France was among the countries informed by the US ahead of the strikes, French foreign minister Jean-Marc Ayrault said.
“I was told by Rex Tillerson during the night,” Ayrault said, calling the missile strike “a warning [to] a criminal regime”.
Angelino Alfano, the Italian foreign minister, said in a statement that Italy understood the reasons behind US military action and called the strikes a “proportionate” deterrent to the further use of chemical weapons by the Assad regime.
A spokesperson for Global Affairs said Canada supported “efforts to stop these atrocities,” adding Canada would have more to say later today.
“Canada continues to condemn in the strongest of terms chemical weapons attacks against Syrian civilians. We have been in touch with our U.S. counterparts,” the statement read.
“The United States for sure are a guarantor of world peace and order. And there are situations when you need to react, situations when you need to take actual action,” spokesman Rafal Bochenek told state television TVP Info.
Saudi Arabia Saudi Arabia said it “fully supports” the strikes, adding that it was a “courageous decision” by President Donald Trump in response to the alleged use of chemical weapons against civilians in the town of Khan Sheikhoun, in northwestern Syria.
Iran, a strong Assad ally, said it strongly condemned the missile strikes against the Syrian army’s Shayrat air base.
“Iran strongly condemns any such unilateral strikes ... such measures will strengthen terrorists in Syria ... and it will complicate the situation in Syria and the region,” ISNA news agency quoted Foreign Ministry spokesman Bahram Qasemi as saying.

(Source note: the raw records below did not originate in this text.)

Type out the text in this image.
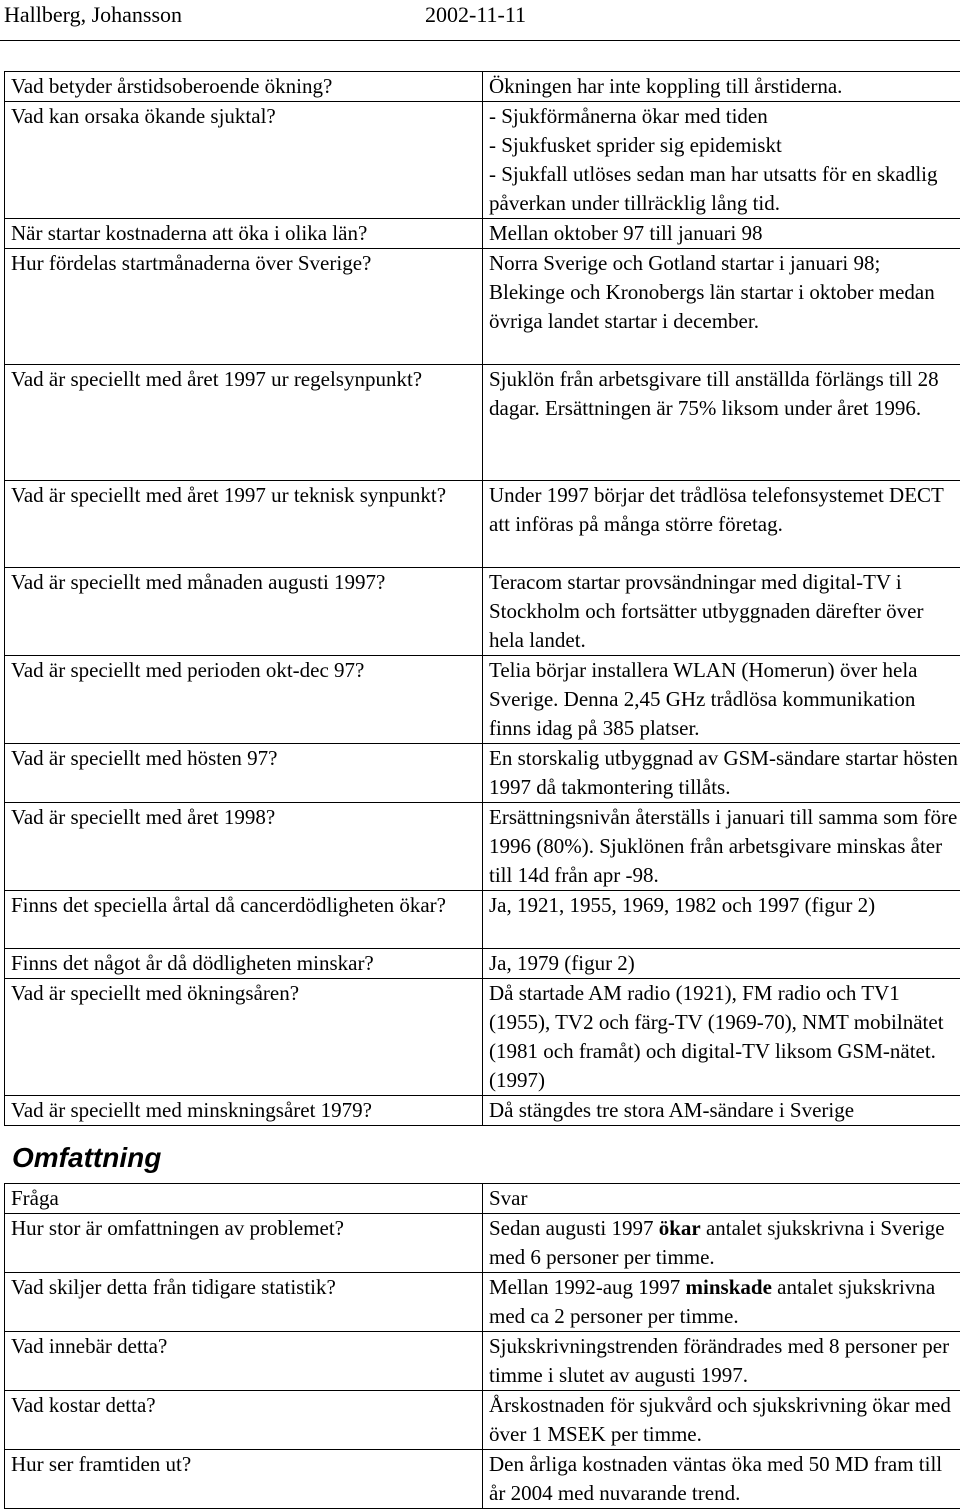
Hallberg, Johansson	2002-11-11
Vad betyder årstidsoberoende ökning?	Ökningen har inte koppling till årstiderna.
Vad kan orsaka ökande sjuktal?	- Sjukförmånerna ökar med tiden
- Sjukfusket sprider sig epidemiskt
- Sjukfall utlöses sedan man har utsatts för en skadlig påverkan under tillräcklig lång tid.
När startar kostnaderna att öka i olika län?	Mellan oktober 97 till januari 98
Hur fördelas startmånaderna över Sverige?	Norra Sverige och Gotland startar i januari 98; Blekinge och Kronobergs län startar i oktober medan övriga landet startar i december.
Vad är speciellt med året 1997 ur regelsynpunkt?	Sjuklön från arbetsgivare till anställda förlängs till 28 dagar. Ersättningen är 75% liksom under året 1996.
Vad är speciellt med året 1997 ur teknisk synpunkt?	Under 1997 börjar det trådlösa telefonsystemet DECT att införas på många större företag.
Vad är speciellt med månaden augusti 1997?	Teracom startar provsändningar med digital-TV i Stockholm och fortsätter utbyggnaden därefter över hela landet.
Vad är speciellt med perioden okt-dec 97?	Telia börjar installera WLAN (Homerun) över hela Sverige. Denna 2,45 GHz trådlösa kommunikation finns idag på 385 platser.
Vad är speciellt med hösten 97?	En storskalig utbyggnad av GSM-sändare startar hösten 1997 då takmontering tillåts.
Vad är speciellt med året 1998?	Ersättningsnivån återställs i januari till samma som före 1996 (80%). Sjuklönen från arbetsgivare minskas åter till 14d från apr -98.
Finns det speciella årtal då cancerdödligheten ökar?	Ja, 1921, 1955, 1969, 1982 och 1997 (figur 2)
Finns det något år då dödligheten minskar?	Ja, 1979 (figur 2)
Vad är speciellt med ökningsåren?	Då startade AM radio (1921), FM radio och TV1 (1955), TV2 och färg-TV (1969-70), NMT mobilnätet (1981 och framåt) och digital-TV liksom GSM-nätet. (1997)
Vad är speciellt med minskningsåret 1979?	Då stängdes tre stora AM-sändare i Sverige
Omfattning
Fråga	Svar
Hur stor är omfattningen av problemet?	Sedan augusti 1997 ökar antalet sjukskrivna i Sverige med 6 personer per timme.
Vad skiljer detta från tidigare statistik?	Mellan 1992-aug 1997 minskade antalet sjukskrivna med ca 2 personer per timme.
Vad innebär detta?	Sjukskrivningstrenden förändrades med 8 personer per timme i slutet av augusti 1997.
Vad kostar detta?	Årskostnaden för sjukvård och sjukskrivning ökar med över 1 MSEK per timme.
Hur ser framtiden ut?	Den årliga kostnaden väntas öka med 50 MD fram till år 2004 med nuvarande trend.
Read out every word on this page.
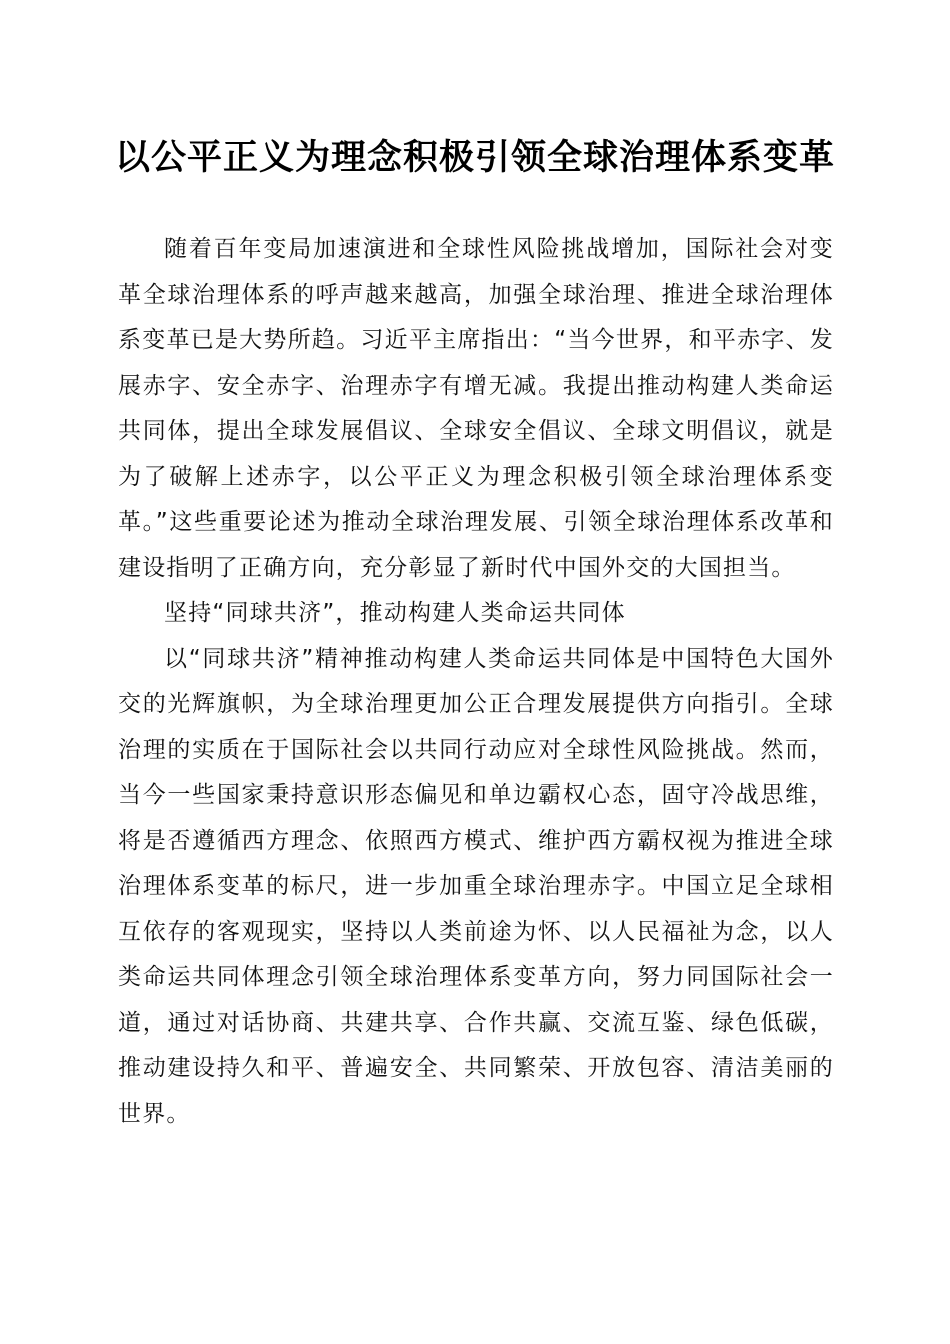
以公平正义为理念积极引领全球治理体系变革

随着百年变局加速演进和全球性风险挑战增加，国际社会对变革全球治理体系的呼声越来越高，加强全球治理、推进全球治理体系变革已是大势所趋。习近平主席指出：“当今世界，和平赤字、发展赤字、安全赤字、治理赤字有增无减。我提出推动构建人类命运共同体，提出全球发展倡议、全球安全倡议、全球文明倡议，就是为了破解上述赤字，以公平正义为理念积极引领全球治理体系变革。”这些重要论述为推动全球治理发展、引领全球治理体系改革和建设指明了正确方向，充分彰显了新时代中国外交的大国担当。

坚持“同球共济”，推动构建人类命运共同体

以“同球共济”精神推动构建人类命运共同体是中国特色大国外交的光辉旗帜，为全球治理更加公正合理发展提供方向指引。全球治理的实质在于国际社会以共同行动应对全球性风险挑战。然而，当今一些国家秉持意识形态偏见和单边霸权心态，固守冷战思维，将是否遵循西方理念、依照西方模式、维护西方霸权视为推进全球治理体系变革的标尺，进一步加重全球治理赤字。中国立足全球相互依存的客观现实，坚持以人类前途为怀、以人民福祉为念，以人类命运共同体理念引领全球治理体系变革方向，努力同国际社会一道，通过对话协商、共建共享、合作共赢、交流互鉴、绿色低碳，推动建设持久和平、普遍安全、共同繁荣、开放包容、清洁美丽的世界。
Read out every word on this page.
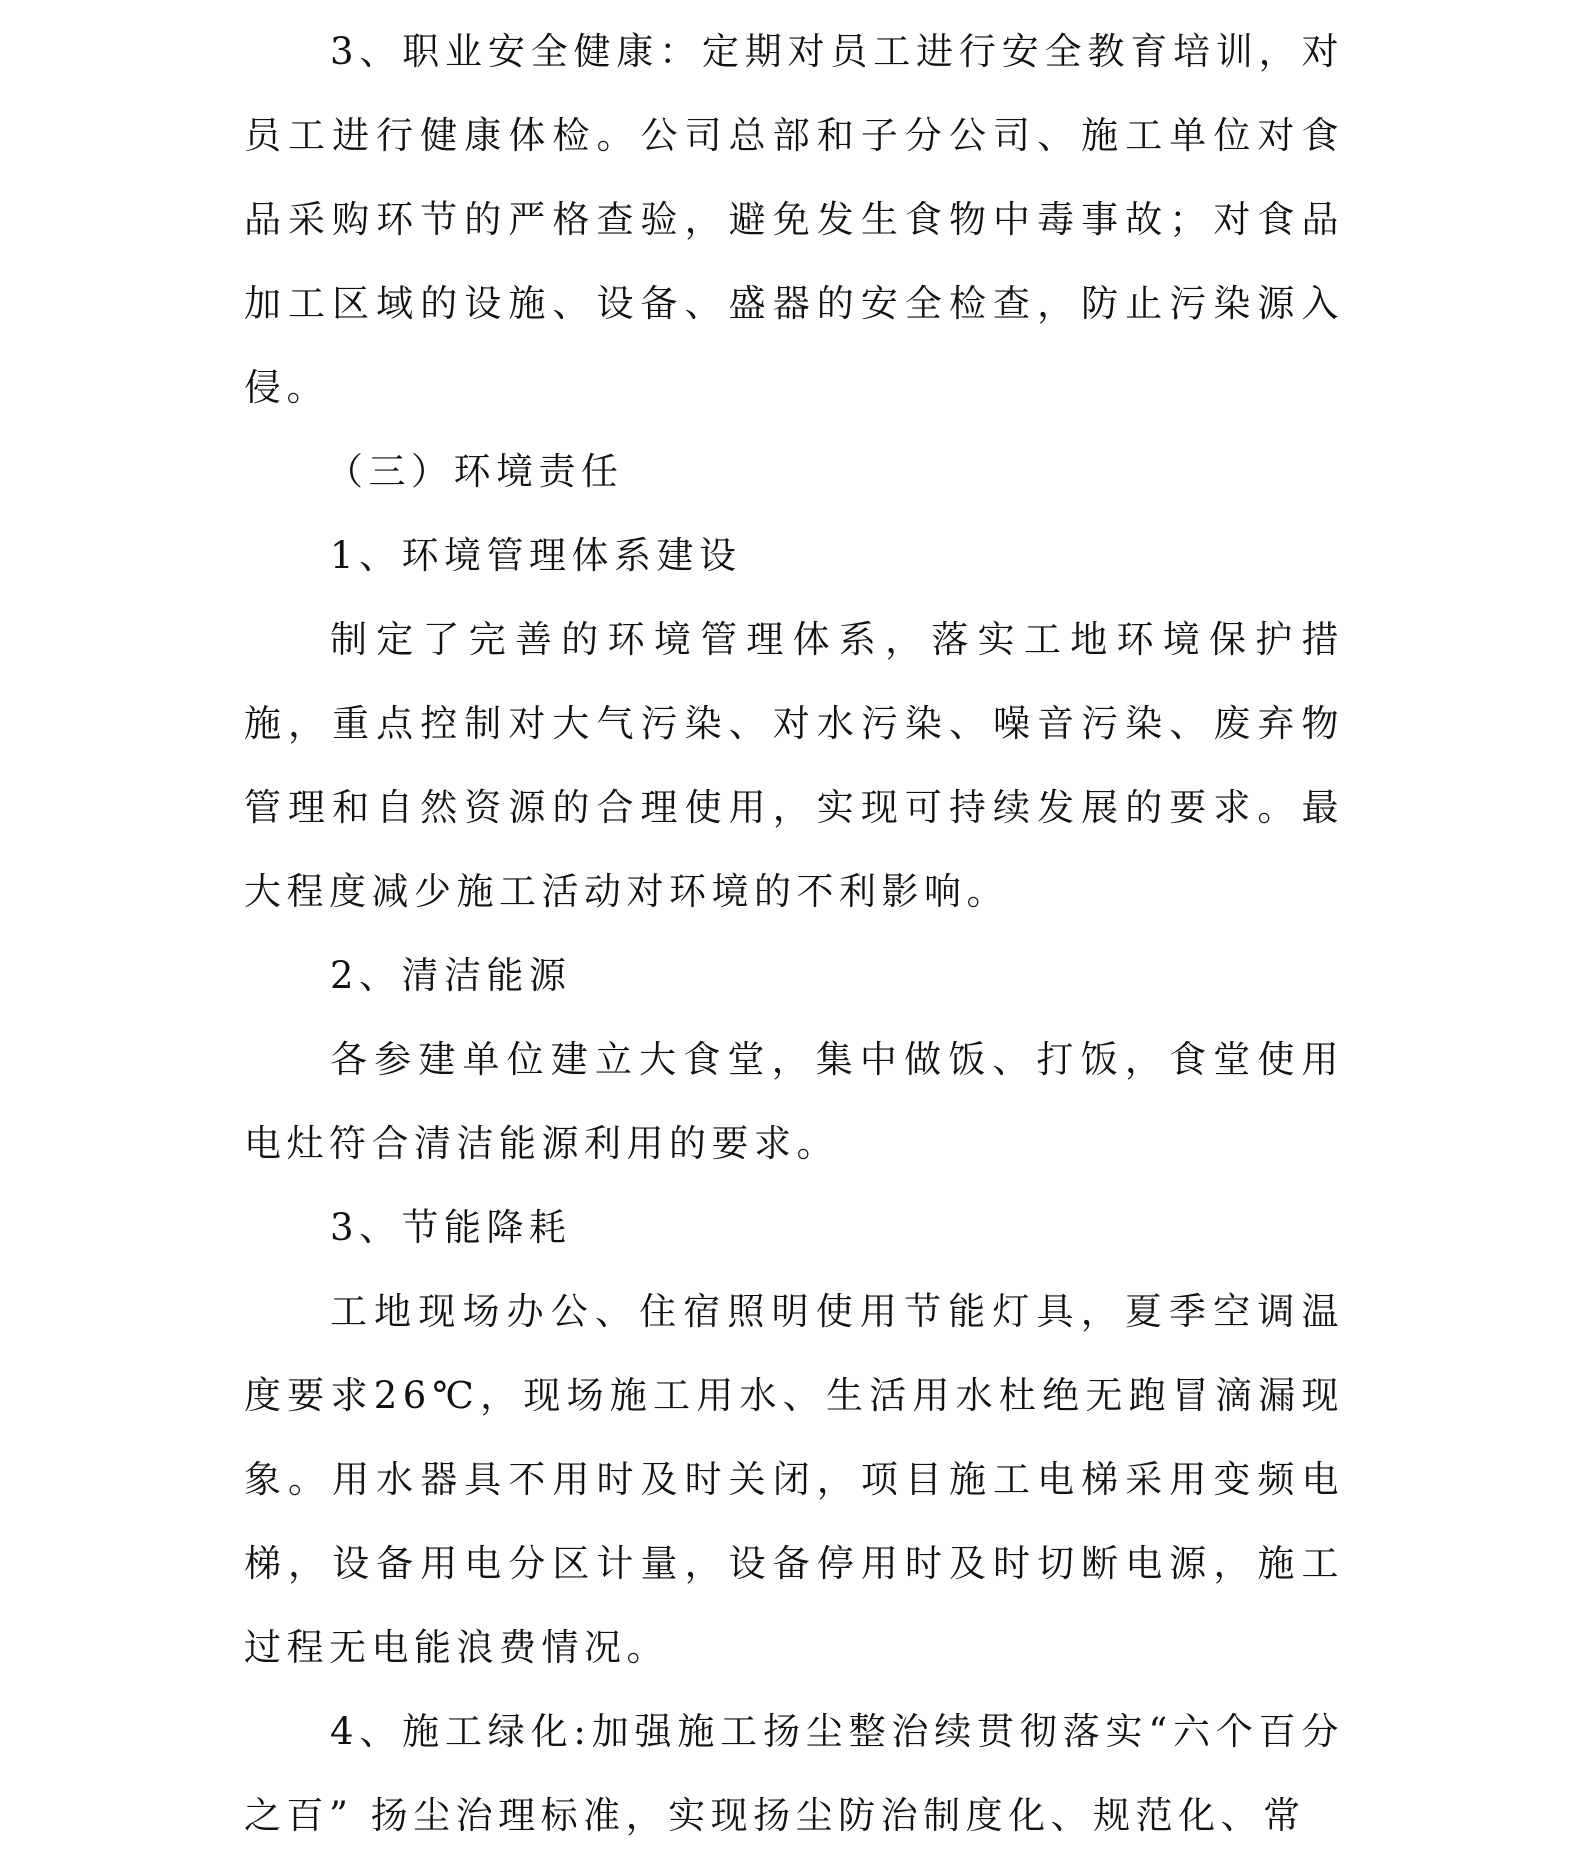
3、职业安全健康：定期对员工进行安全教育培训，对员工进行健康体检。公司总部和子分公司、施工单位对食品采购环节的严格查验，避免发生食物中毒事故；对食品加工区域的设施、设备、盛器的安全检查，防止污染源入侵。

（三）环境责任

1、环境管理体系建设

制定了完善的环境管理体系，落实工地环境保护措施，重点控制对大气污染、对水污染、噪音污染、废弃物管理和自然资源的合理使用，实现可持续发展的要求。最大程度减少施工活动对环境的不利影响。

2、清洁能源

各参建单位建立大食堂，集中做饭、打饭，食堂使用电灶符合清洁能源利用的要求。

3、节能降耗

工地现场办公、住宿照明使用节能灯具，夏季空调温度要求26℃，现场施工用水、生活用水杜绝无跑冒滴漏现象。用水器具不用时及时关闭，项目施工电梯采用变频电梯，设备用电分区计量，设备停用时及时切断电源，施工过程无电能浪费情况。

4、施工绿化:加强施工扬尘整治续贯彻落实“六个百分之百” 扬尘治理标准，实现扬尘防治制度化、规范化、常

In a statement on Twitter, Danish Prime Minister Lars Løkke Rasmussen said: “United States has clearly marked that Assad’s atrocity does not go unpunished.”
Bolivia has requested the UN Security Council hold closed-door consultations on Friday about the missile strikes, a senior Security Council diplomat said.
Syrian Opposition forces
The Syrian Coalition opposition group welcomed the US attack, saying it put an end to an age of “impunity” and should be just the beginning.
Major Jamil al-Saleh commander of US-backed opposition rebel group the Alezzah Army, whose district was among those hit by chemical weapons, said he hoped the American assault would be a “turning point” in the six-year war.
The bombing is Mr Trump’s most dramatic military order since taking office.
The Obama administration threatened attacking Assad’s forces for previous chemical weapons attacks, but never followed through.
Mr Trump called on “all civilised nations” to join the US in seeking an end to the carnage in Syria.
President Bashar Assad’s government had been under mounting international pressure after the chemical attack in northern Syria, with even key ally Russia saying its support is not unconditional.
Turkey, meanwhile, said samples from victims of Tuesday’s attack, which killed more than 80 people in the town of Khan Sheikhoun, indicate they were exposed to sarin, a highly toxic nerve agent.
Syria rejected the accusations and Moscow had warned against apportioning blame until an investigation has been carried out.